HM : A qui est-il destiné ? Dans quel domaine sont vos principaux clients ?
AL : Le Tundra n’a pas été conçu pour répondre à un domaine d’activité en particulier, mais pour être aussi générique que possible. De cette façon les intégrateurs peuvent se l’approprier complètement et en faire un drone dédié pour une application ou un corps de métier. Les demandes clients sont de plus en plus spécifiques or il est impossible d’avoir une expertise sur tous les corps de métier. Nous avons préféré nous concentrer sur la conception d’un hub aussi générique que possible pour ensuite identifier les intégrateurs avec qui collaborer pour l’intégration de briques ultra-spécifiques au Tundra.
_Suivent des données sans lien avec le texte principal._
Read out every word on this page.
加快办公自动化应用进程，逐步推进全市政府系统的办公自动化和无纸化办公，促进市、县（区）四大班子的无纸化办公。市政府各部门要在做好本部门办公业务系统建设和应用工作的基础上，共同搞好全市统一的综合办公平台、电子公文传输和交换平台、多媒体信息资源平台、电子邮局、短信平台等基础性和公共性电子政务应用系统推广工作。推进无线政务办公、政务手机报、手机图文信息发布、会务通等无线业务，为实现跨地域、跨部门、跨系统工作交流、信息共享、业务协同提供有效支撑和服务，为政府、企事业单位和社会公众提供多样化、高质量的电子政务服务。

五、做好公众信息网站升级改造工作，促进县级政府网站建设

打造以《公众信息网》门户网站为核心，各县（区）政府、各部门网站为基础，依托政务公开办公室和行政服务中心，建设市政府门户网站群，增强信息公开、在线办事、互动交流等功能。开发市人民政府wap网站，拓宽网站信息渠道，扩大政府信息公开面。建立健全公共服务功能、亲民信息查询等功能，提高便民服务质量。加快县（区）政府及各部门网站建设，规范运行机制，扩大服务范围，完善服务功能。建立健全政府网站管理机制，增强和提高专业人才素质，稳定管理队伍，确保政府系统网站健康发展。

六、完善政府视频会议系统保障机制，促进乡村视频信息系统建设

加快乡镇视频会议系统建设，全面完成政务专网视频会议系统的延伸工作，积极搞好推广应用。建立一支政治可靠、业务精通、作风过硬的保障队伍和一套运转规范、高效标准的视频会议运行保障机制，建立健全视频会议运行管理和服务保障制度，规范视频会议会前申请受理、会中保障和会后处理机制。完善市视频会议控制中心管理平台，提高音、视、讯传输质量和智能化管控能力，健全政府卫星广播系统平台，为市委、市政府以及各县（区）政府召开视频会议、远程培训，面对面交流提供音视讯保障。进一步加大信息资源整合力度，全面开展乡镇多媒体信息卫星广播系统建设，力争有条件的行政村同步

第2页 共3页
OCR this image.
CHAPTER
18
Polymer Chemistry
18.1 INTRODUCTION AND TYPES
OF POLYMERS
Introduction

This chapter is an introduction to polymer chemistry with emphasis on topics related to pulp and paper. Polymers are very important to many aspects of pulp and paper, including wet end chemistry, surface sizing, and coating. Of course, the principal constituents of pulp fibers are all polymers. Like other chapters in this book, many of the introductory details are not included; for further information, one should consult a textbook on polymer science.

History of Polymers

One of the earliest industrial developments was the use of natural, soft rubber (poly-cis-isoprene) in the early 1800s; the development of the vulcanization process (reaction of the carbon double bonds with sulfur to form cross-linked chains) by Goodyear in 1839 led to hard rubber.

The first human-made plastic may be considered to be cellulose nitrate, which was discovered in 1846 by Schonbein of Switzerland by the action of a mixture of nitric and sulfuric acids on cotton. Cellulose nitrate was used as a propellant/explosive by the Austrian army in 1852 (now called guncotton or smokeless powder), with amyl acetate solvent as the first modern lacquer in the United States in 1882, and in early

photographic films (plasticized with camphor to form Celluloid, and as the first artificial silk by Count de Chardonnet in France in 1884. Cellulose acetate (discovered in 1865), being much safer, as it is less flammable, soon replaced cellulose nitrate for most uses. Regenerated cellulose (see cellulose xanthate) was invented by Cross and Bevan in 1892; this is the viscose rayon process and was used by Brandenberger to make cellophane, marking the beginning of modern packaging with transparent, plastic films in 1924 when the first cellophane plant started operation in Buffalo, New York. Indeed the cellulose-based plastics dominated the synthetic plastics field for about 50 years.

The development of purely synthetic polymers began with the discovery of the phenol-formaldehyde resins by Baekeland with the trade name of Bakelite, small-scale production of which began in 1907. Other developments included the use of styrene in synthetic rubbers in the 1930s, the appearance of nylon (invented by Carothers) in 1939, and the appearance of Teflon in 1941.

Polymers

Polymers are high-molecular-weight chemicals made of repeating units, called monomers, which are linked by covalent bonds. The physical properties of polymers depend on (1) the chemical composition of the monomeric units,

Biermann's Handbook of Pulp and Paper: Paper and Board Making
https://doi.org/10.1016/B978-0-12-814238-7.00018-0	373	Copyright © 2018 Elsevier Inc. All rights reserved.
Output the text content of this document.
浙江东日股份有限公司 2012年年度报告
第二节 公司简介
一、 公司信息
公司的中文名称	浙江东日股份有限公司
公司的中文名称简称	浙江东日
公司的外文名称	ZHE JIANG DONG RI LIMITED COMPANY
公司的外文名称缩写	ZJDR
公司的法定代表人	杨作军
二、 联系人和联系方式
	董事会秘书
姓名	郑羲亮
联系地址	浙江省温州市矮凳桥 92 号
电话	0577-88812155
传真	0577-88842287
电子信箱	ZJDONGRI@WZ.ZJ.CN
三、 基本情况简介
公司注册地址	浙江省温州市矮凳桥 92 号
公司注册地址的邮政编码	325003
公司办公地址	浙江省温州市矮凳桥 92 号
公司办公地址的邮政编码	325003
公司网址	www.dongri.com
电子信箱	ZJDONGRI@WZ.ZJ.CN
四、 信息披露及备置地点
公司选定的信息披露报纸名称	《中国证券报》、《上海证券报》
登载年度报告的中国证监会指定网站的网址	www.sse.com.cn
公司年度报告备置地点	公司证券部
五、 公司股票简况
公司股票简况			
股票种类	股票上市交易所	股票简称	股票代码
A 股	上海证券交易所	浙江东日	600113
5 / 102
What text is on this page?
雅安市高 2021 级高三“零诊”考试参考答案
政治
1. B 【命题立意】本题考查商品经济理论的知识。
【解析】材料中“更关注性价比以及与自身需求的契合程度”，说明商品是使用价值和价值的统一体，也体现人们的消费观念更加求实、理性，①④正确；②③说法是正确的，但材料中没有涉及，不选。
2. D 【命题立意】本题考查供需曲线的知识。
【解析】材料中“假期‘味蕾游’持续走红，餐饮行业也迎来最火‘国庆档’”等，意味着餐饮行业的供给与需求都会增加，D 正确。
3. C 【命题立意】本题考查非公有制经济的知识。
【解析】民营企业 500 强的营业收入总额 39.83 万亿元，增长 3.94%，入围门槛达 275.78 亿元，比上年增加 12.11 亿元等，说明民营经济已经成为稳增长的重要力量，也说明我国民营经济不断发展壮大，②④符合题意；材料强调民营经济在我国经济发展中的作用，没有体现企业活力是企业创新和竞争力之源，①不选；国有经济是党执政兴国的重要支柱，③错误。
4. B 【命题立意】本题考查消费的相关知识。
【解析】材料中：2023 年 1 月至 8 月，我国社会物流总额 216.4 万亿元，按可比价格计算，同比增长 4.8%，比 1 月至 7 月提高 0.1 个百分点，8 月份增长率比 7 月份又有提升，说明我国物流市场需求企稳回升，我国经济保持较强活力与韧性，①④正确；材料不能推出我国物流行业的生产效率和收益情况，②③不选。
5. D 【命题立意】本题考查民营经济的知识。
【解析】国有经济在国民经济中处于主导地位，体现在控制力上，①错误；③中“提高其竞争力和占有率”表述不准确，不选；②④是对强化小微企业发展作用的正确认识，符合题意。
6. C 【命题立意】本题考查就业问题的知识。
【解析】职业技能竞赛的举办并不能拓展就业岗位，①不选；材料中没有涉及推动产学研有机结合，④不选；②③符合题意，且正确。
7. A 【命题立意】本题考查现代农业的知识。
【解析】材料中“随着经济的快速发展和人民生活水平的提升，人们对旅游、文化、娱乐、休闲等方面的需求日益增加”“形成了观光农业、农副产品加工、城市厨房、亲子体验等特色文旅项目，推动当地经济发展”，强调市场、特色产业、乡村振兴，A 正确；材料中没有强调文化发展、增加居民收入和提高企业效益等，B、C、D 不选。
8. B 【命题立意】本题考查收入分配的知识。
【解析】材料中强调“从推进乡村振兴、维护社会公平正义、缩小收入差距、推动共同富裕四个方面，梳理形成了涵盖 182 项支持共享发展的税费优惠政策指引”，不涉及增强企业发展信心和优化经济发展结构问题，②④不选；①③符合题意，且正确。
Je dirais que le Tundra est dédié à tous les marchés où le drone est présent, même les plus pointus. Pour information nous faisons 50 % de notre chiffre d’affaire avec la défense.
HM : Quelles sont les principales configurations ?
AL : Le Tundra sera vendu sous deux formes ! Il y aura une version RTD, déjà montée et prête à intégrer, et une version ARF en kit à assembler avant de débuter l’intégration. Pour chaque version le client pourra choisir le type de bras en configuration X4 ou X8 qui lui convient.
HM : Différents types de bras moteurs ?
AL : Oui, nous proposons les bras « Urbain » courts, légers, pour de petites hélices. C’est idéal pour le vol en agglomération en scénario S-3 avec une charge utile jusqu’à 2 kilos tout en restant sous la barre réglementaire des 8 kilos. Il y a les bras « Endurance » plus amples et destinés à de grandes hélices. Ils permettent d’embarquer une charge utile pouvant aller jusqu’à 4 kilos. A titre d’exemple, avec les bras « Endurance », le Tundra atteint jusqu’à 60 minutes d’autonomie à vide et 30 minutes avec une charge utile de 4 kilos. Enfin il y a les bras « customs » vendu nus. Ils permettent aux intégrateurs de développer et ajouter l’ensemble de propulsion qu’ils souhaitent. Par ailleurs, une série de bras en configuration coaxiale est à l’étude.
HM : Les ventes se font-elles principalement en ligne ou sur rencontre avec les clients potentiels ?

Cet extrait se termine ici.